Grammie would “drop by” with a casserole and spend a bit of time tidying up in Mom’s absence. Her signature dish and our childhood favorite we called “Cheez-Whiz Broccoli.” It could be prepared in a flash by stirring together a box of Minute Rice, a jar of Cheez-Whiz, and a bag of frozen broccoli florets. (Combine all ingredients in a casserole dish, stir gently, and bake for 20 minutes at 350.)
The ‘50s and ‘60s began the market decline of fresh food and the birth of the industrial food age. TV advertising convinced us that frozen and canned vegetables were superior to the fresh produce available locally. Spam, Velveeta, Junket, Cap’n Crunch cereal, and Tang became staples as did “Bunny Bread” and oleomargarine, the white bars of which came with a small bladder of reddish dye to be blended in to make it look like butter, even though it never tasted like butter.
I remember going into Patch’s Market with a grocery list from Dad. “Half a pound of cheese, sir,” I intoned to Mr. Patch. “White or yellow?” he answered, even as a large wheel of Vermont cheddar sat atop the meat case under a glass cloche.
On the first Sunday of each month after ten o’clock Mass at Holy Family Church in Morrisville, we’d gather around Grammie’s dining room table for Sunday dinner. It was an enduring ritual until one Sunday, sporting a blue-black bruise around her left eye, Grammie announced she could no longer live alone and charged Claire with finding her a retirement home.
For a decade leading up to her moving out of her apartment, we’d parade into her house dressed in our church finery and encounter the smell of her signature pork roast sizzling in her new electric oven. Her large farm table displayed her best porcelain China and starched linen. The protocols of serving and consuming Sunday dinner matched those that my brother and I, both altar boys, were familiar with serving mass, all very formal.
Dad would process in bearing the large ironstone platter of charred pork and mint jelly.

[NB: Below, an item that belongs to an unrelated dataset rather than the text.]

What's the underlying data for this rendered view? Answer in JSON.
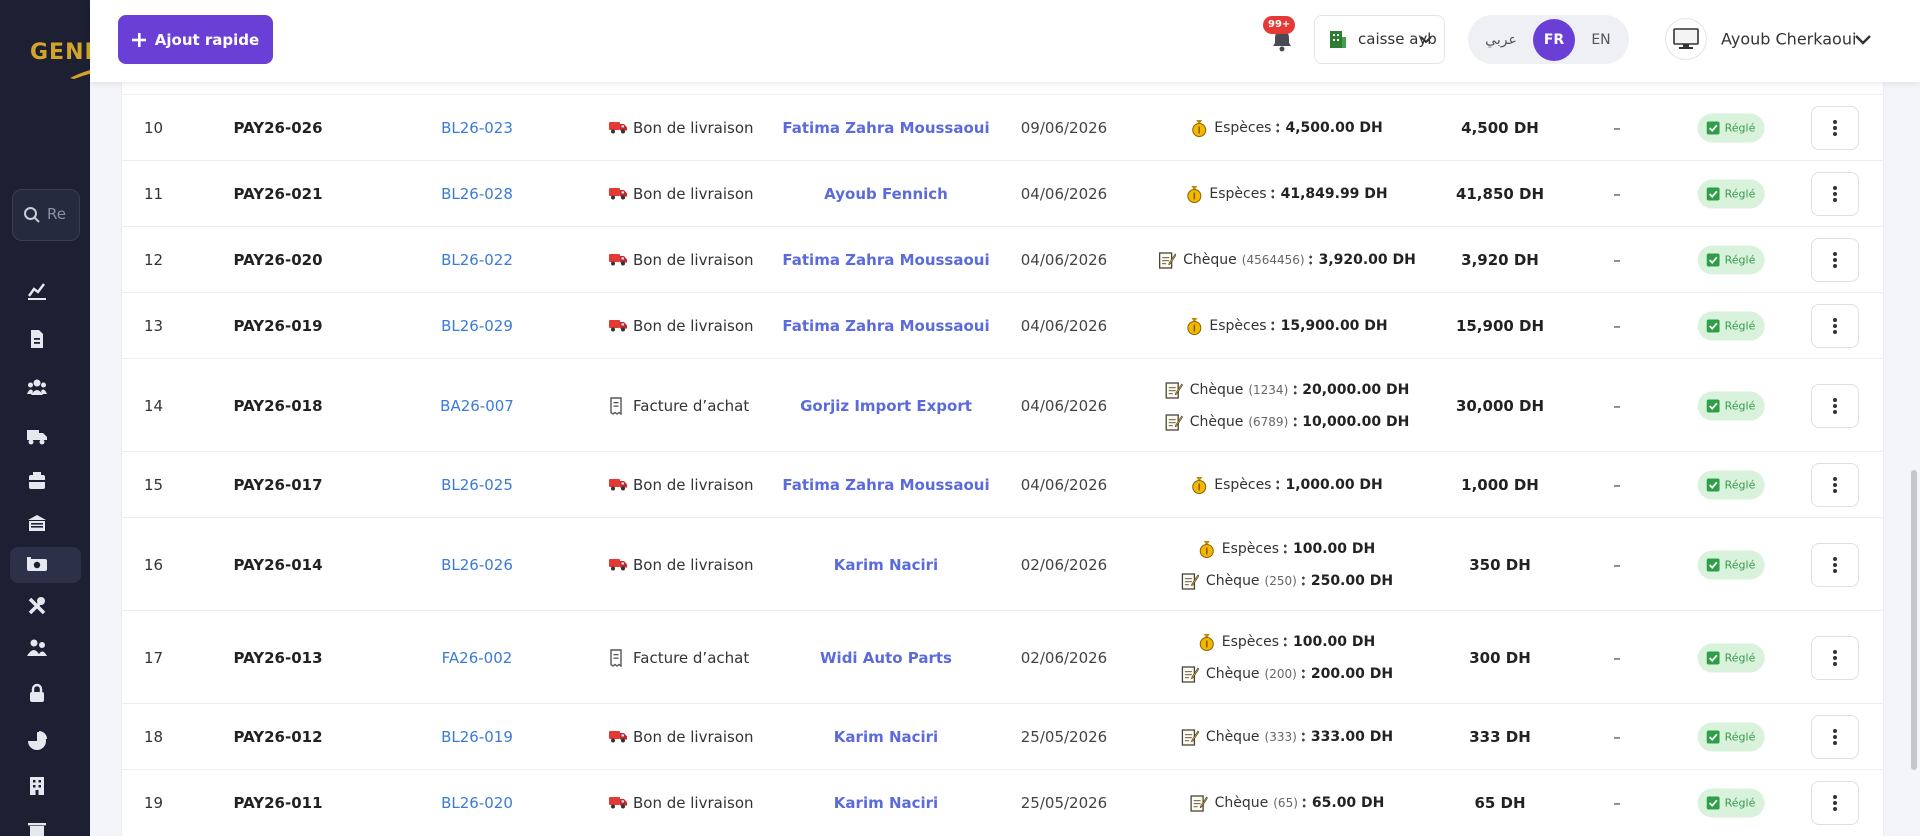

Grammie had grown up with a fear of trichinosis, so pork was routinely charred to ensure the elimination of any parasites. Grammie would bring in a smaller platter of roast potatoes and one of us kids would bring the bowl of canned green beans and another the saucer of bread and the butter dish.
Dad would slice the pork and Grammie would serve the potatoes and beans, passing to each of us a full plate. If Mom was sentient, she would be at the dinner table with us.
Still a toddler, Claire would sneak a small slab of butter and slip it in her mouth like fudge.
This Sunday dinner tradition continued for almost two decades.
One year, when Mike and I were in our teens, Mike asked Grammie if she ever made green salad.
“No,” she answered abruptly. “I ’ave a ’iatal ’ernia and dem leaves gets caught in my t’roat.” That ended the salad conversation we thought.
The following month, the family trouped in for Sunday dinner expecting the regular menu. But then to our surprise, Grammie returned to the kitchen and came out bearing a dinner plate featuring a quivering dome of green Jell-O in which were suspended canned mandarin orange sections, miniature marshmallows, walnuts, and multi-colored M and M’s.
“You like da green salad, so I made one. Eat it up!”
We all just stared at the green quivering mass.